CIDADE FALIDA - TRIBUTO AO 18 JANEIRO

       Há coisas, que nos chegam através dos meios de informação, que, de tão incomuns nos surpreendem de uma forma invulgar. Excluindo episódios de crimes violentos ou outros comportamentos humanos que nos deixam prostrados de indignação e surpresa, ou mesmo aqueles episódios extraordinários que pela positiva nos fazem valorizar a vida e o que ela tem de bom, há também quase diariamente, muitos outros acontecimentos que nos fazem reflectir, entre outras coisas, sobre o que no passado possa ter contribuído para que se dessem e sobre as suas repercussões  no futuro.

      Se houver, quem nunca assim se tenha sentido, em relação a facto, acontecimento ou notícia que o tenha deixado perplexo, não estará talvez tão atento ou na mesma sintonia de estado que ouso transmitir. Chamaria de abismado, o estado em que me deixou o motivo inspirador desta conjectura, deste surpreendente.

      Não sendo a minha memória das mais fiáveis, acho mesmo assim, que poucas coisas na minha vida me surpreenderam tanto como saber que uma cidade inteira abriu falência. A cidade de Detroit, uma grande cidade que chegou a ser a 4ª maior dos EUA.  Tudo faliu, todas as casas, grandes, pequenas, grandes prédios, grandes empresas. Indústrias, comércios, serviços, gestão governativa, trabalhadores, patrões, chefias, tudo e todos (ou quase todos), faliram e se mudaram, a cidade ficou deserta ou entregue aos bichos, actos de vandalismo, etc.

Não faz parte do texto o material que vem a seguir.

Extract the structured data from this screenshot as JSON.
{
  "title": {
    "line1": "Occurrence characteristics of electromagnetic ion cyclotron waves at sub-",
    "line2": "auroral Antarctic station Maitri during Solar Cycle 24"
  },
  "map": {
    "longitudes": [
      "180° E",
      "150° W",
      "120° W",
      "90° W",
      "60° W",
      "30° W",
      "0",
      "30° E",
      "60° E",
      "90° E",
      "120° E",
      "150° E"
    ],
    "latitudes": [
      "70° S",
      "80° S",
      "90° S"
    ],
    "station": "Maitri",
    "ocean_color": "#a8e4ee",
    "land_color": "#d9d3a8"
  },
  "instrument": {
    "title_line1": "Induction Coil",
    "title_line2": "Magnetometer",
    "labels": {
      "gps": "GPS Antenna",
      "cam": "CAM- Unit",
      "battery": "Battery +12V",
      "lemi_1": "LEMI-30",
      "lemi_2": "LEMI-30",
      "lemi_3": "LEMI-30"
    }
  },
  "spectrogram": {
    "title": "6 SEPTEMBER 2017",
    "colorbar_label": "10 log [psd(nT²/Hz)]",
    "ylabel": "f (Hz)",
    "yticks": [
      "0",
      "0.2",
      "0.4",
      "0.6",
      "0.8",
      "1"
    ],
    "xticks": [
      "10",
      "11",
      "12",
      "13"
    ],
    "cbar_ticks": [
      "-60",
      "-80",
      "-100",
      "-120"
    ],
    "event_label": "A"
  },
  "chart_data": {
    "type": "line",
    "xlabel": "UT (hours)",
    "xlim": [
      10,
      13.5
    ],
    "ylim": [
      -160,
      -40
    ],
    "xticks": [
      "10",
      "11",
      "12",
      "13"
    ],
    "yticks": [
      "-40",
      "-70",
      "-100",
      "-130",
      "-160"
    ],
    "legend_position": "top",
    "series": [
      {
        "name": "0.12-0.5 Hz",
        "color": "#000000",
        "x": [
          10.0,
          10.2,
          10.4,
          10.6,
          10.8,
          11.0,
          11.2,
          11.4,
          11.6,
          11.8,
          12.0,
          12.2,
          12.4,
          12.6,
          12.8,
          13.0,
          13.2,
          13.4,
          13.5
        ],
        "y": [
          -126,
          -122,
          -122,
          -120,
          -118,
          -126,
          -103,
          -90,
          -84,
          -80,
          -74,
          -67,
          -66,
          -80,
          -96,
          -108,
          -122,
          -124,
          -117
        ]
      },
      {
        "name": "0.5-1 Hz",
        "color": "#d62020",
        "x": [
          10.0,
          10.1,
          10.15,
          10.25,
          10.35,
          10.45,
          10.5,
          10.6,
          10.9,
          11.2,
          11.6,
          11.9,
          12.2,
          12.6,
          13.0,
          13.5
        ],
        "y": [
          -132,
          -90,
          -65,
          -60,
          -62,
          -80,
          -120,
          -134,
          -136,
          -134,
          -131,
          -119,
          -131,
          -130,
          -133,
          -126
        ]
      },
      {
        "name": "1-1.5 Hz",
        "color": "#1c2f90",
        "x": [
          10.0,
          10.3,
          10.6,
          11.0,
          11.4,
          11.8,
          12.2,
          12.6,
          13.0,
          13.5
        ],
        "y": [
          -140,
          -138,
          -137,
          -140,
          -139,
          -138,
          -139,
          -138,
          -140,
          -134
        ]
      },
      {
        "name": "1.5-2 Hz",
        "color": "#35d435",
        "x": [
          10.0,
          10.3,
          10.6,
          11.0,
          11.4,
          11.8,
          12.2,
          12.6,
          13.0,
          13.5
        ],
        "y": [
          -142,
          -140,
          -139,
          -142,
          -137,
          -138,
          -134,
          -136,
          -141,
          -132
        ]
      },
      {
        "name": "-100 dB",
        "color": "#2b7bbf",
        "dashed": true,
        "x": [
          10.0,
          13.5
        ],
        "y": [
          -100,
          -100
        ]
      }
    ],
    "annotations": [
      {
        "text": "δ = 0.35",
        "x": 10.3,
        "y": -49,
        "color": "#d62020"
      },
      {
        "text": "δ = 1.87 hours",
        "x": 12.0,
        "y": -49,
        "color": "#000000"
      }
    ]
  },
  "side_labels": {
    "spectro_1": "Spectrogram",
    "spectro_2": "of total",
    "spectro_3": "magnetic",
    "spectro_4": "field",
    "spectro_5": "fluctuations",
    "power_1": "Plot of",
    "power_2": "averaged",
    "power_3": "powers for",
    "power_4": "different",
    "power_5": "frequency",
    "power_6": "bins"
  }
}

      Manobras políticas e económicas nunca foram o meu forte, sempre as encaro de forma primária e pouco esclarecida, como tal, dificilmente entenderia algo com tamanha dimensão.

      O que não entendemos de forma nenhuma, mais facilmente nos surpreende de todas as formas, e este é ou assim me parece, um caso para muitas formas de entendimento. “Uma cidade inteira abriu falência, e aconteceu nos Estados Unidos da América.”
Passado que é o primeiro impacto, espanto e assombro, resta-me um residual sentimento de quase horror, fascínio e muita inquietação.

      A inquietação subjacente a essa situação aparentemente distante, vem do facto de achar, que pode não ser tão subjectivo, acontecer algo semelhante muito mais próximo das nossas realidades.

      Quando viajamos pelas estradas do país de Norte a Sul, ao longo do percurso, deparamo-nos com exemplos do que foram actividades económicas prósperas, mas que, ao contrário de há bem pouco tempo atrás quando nos davam uma ideia de inabalável prosperidade, hoje nos dão uma imagem de total falência, não só da rua por onde passamos, não só a de uma grande cidade, mas a de que o país inteiro está a falir.

Por todo o lado as imagens que se destacam são:
 VENDE-SE / ALUGA-SE , CEDE-SE OU PASSA-SE…

      Vemos indústrias, estabelecimentos comerciais e restauração, tudo fechado, tudo degradado e ao abandono, vemos um país falido e entregue a funestos malfeitores, carrascos dum povo.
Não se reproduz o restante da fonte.